# Your own spice mixes



## NaeKid (Oct 17, 2008)

Found a great site with many "mixed" spices that you may like to use everyday. Instead of paying the big-bux for pre-mixed, you do it your own self.

Budget101.com - - Frugal Seasoning and Spice Mix Recipes for everyday use

I am using this site to figure if the premixed seasonings would have black pepper due to my allergy to that commonly used flavoring.


----------



## *Andi (Nov 8, 2009)

Oh .... very nice! :2thumb:

Thanks for the link!


----------



## mdprepper (Jan 22, 2010)

Great site!! Thank you.:2thumb:


----------



## gypsysue (Mar 27, 2010)

Wow, thanks! I scanned the list on the site and found several of my favorites! Great money-saving resource! Plus, now I can tweak them to our preferences, like less salt, etc.


----------



## NaeKid (Oct 17, 2008)

Glad that you like them all!!!


----------



## Littlebit (Apr 20, 2010)

:2thumb: Thanks for the link. Very Cool!


----------



## Ravensoracle (Oct 4, 2010)

That just made it to our bookmarks of sites too read.
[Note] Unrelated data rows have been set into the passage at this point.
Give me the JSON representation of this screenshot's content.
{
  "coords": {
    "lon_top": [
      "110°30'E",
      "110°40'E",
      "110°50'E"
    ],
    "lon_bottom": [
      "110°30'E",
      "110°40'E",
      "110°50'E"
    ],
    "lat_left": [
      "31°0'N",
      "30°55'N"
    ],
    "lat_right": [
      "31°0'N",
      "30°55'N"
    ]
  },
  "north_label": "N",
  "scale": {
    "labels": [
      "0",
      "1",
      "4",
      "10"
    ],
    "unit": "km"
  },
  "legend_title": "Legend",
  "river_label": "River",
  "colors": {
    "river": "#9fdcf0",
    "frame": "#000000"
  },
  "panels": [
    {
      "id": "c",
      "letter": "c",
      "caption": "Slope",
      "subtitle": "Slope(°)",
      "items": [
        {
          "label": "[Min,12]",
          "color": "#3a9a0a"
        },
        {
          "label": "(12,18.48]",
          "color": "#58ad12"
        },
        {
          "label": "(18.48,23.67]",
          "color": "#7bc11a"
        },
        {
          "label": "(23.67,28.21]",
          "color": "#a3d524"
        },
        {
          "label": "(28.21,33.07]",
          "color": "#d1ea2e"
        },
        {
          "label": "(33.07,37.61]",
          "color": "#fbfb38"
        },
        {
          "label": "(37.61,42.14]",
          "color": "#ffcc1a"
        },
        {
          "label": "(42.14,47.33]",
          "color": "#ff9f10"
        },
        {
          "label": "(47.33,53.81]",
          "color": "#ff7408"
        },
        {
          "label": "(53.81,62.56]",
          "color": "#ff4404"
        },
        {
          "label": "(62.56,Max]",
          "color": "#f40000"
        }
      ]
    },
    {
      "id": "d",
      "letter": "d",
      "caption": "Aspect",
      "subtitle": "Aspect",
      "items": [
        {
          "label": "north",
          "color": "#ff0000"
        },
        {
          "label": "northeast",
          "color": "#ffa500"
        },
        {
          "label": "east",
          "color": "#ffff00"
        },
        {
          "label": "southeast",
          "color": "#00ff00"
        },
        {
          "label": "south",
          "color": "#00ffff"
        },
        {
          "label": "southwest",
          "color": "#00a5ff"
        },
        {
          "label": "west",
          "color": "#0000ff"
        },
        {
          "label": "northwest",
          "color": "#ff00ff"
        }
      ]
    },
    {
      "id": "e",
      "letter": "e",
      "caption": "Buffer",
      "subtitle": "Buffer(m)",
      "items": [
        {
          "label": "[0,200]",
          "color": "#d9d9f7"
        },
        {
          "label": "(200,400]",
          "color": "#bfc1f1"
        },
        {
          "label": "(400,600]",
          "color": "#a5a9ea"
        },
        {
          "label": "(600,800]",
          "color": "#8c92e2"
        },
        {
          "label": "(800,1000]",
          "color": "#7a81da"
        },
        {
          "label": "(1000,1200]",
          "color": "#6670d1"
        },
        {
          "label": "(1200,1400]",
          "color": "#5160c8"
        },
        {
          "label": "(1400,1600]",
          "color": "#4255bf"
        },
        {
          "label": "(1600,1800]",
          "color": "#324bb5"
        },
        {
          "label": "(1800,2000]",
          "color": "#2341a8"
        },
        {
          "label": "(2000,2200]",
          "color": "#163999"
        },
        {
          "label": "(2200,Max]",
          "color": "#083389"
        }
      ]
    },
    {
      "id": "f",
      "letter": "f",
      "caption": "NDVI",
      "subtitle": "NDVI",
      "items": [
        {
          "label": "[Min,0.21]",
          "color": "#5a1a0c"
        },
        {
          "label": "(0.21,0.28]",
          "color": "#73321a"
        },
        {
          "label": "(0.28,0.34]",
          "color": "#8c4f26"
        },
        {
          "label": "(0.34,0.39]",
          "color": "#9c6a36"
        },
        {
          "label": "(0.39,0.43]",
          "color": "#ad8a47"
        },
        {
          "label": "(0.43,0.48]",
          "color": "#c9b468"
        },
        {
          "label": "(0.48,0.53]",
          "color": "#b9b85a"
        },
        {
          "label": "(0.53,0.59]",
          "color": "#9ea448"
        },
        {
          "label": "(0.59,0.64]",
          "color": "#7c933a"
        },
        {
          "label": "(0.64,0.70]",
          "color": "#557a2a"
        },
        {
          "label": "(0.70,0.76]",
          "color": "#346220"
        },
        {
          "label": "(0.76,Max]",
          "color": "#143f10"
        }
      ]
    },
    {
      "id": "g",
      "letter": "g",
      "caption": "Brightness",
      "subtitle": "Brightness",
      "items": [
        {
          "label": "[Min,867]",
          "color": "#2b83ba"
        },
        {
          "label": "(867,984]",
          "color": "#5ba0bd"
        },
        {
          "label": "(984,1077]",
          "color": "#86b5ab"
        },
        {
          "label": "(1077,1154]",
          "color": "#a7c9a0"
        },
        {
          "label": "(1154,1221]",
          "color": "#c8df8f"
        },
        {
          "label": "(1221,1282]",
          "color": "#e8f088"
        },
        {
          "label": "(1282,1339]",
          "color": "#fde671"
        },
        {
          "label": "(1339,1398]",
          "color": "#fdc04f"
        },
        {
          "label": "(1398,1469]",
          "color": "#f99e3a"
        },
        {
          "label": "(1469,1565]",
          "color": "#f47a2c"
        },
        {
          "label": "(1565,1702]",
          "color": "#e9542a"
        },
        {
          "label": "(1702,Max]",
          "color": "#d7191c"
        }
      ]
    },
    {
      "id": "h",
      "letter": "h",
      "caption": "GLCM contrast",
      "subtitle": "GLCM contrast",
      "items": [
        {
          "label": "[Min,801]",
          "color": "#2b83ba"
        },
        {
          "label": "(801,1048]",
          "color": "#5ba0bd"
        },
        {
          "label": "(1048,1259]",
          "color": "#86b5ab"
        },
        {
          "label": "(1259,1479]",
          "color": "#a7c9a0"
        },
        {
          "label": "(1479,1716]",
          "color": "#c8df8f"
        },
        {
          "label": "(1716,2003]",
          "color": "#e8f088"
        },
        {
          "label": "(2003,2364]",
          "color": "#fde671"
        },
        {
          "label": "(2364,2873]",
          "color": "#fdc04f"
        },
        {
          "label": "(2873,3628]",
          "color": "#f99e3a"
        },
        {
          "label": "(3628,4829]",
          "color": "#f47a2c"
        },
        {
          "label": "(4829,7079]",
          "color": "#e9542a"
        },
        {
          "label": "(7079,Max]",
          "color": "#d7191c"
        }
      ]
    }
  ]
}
Great Find


----------



## Frugal_Farmers (Dec 13, 2010)

Awesome list--thanks for sharing it.


----------



## The_Blob (Dec 24, 2008)

Ravensoracle said:


> That just made it to our bookmarks of sites too read. Great Find


I already had the main page bookmarked, but I haven't been there for a few weeks  thanx for the reminder


----------



## DoubleXL (Oct 1, 2009)

Great List thanks for the info.


----------



## Freyadog (Jan 27, 2010)

Been making most of those for years. I have about 40 pages of mixes that I use.


----------